It was a game they played, a game of compatibility. And the more they played it, the more convinced Mazer became that he would never find a better match.
He woke the officer on duty at the motor pool and checked out a vehicle. The drive from Papakura to East Tamaki was quick, and he parked across the street of Medicus Industries at ten minutes to seven. She would already be up in her office, he knew; she always came in early to get a jump on the day.
He didn’t call her. Instead, he tapped his wrist pad three times to ping her, then he watched her office window on the fifth floor. She appeared a moment later, smiled, and waved him to come up. He walked to the front door, waited for the holo to appear in the box, and typed in the sequence she had taught him. The door opened, and he crossed through the empty lobby to the lifts.
She met him on the fifth floor and gave him a light kiss on the cheek. She looked as beautiful as ever, her hair pulled back in a ponytail to keep it out of her face while she worked over her holos all day. “This is a pleasant surprise, Lieutenant,” she said. Her American accent always made him smile.
“I’m a captain now actually,” he said.
“As of when?”
“This morning.”
She raised an eyebrow. “Really? With a captain’s pay?”
“I assume so. There wasn’t much time to discuss it. Why, you need a loan?”
She smiled, though he could see that the promotion made her uneasy. An unexpected early-morning promotion was a bad sign. It might mean they were shipping him out.
He waited for her to ask, but instead she cocked her head to the side and said, “You look tired.”
“I haven’t slept in thirty-something hours,” he said.
“And yet you came to tell me about your promotion before getting some sleep. I feel special.”
“I didn’t come to tell you about my promotion,” he said.
She sensed bad news coming and held up a hand. “Before I get the whole story, let’s eat first. There are pastries in the conference room.”
She hooked her arm in his and led him down a corridor. All the offices they passed were dark and empty of people. They reached a glass-paneled room with a long table and a wide marble counter at the far end loaded with fresh fruit, pastries, and self-cooling containers of juice and milk. Kim handed him a plate, grabbed one for herself, and started loading up.
“Are these yesterday’s pastries?” Mazer asked, picking up an apple turnover and giving it a sniff.

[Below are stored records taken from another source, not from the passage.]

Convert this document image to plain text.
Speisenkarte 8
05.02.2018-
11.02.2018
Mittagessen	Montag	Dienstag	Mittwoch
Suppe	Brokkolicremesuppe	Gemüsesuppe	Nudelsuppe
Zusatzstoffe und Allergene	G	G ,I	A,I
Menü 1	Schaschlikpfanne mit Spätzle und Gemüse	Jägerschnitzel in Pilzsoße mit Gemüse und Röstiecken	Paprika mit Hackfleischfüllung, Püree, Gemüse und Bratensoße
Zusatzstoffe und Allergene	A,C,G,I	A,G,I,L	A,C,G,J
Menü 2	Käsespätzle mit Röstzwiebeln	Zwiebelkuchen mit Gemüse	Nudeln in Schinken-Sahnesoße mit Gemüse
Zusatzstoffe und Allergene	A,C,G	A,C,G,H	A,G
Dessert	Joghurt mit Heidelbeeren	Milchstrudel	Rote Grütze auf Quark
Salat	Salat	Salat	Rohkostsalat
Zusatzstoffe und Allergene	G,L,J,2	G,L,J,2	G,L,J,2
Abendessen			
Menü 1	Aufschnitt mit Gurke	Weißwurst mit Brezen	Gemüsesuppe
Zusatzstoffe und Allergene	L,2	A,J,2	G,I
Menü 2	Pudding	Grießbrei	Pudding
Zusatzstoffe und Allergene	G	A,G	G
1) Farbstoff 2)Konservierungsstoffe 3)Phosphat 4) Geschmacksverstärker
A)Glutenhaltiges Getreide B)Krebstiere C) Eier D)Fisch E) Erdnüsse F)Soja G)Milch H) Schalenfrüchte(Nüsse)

“A caterer brings them in early. They’re fresh. And why should you care? You’re supposed to be able to survive off the land, eating worms and roasted field mice. Day-old pastries are luxury food.”
He didn’t feel like eating, but he put the turnover on his plate anyway and followed her back to her office.
A holo of an adult-sized human skeleton was floating on its back in the air above Kim’s holodesk. Windows of data surrounded it, along with handwritten notes in Kim’s squiggly shorthand.
“Looks like we’re a party of three for breakfast,” said Mazer.
Kim waved her hand through the holofield, and the skeleton disappeared. “Sorry. Not exactly what you want to see before eating.”
There was always something floating above Kim’s desk. If not bones, then muscles or the circulatory system or some cross section of damaged tissue. She had studied medicine at Johns Hopkins in the U.S. and done her residency at one of the most notoriously brutal trauma centers in Baltimore. Despite being one of the youngest doctors on staff, she quickly built a reputation for being coolheaded and smart in the most gruesome situations. Several medical associations honored her, and it was those citations that had brought her to the attention of Medicus, which had offered her a position at their corporate offices in New Zealand with the promise that she would be helping far more people by working as a medical consultant.
The company made the Med-Assist device, a holopad designed to help soldiers treat battle wounds. It could do anything: bone scans, blood work, give surgery tutorials, even administer drugs. It was like having a medic in your pocket, only you had to do all the work. The U.S. military had funded the initial development and now used the device extensively throughout all branches of their service. Other countries had since jumped on board. A device for the New Zealand Army was near completion.
“Is that the new Kiwi version you’ve been working on?” Mazer asked, gesturing to a Med-Assist on the corner of her desk.
“Latest prototype,” she said, handing it to him. “Tell me what do you think of the voice.”
He turned on the device, clicked through the first few layers of commands, and placed it over his leg. A scan of his femur appeared on screen, the image tinged in green. A woman’s voice with a New Zealand accent said, “Femur. No trauma detected.”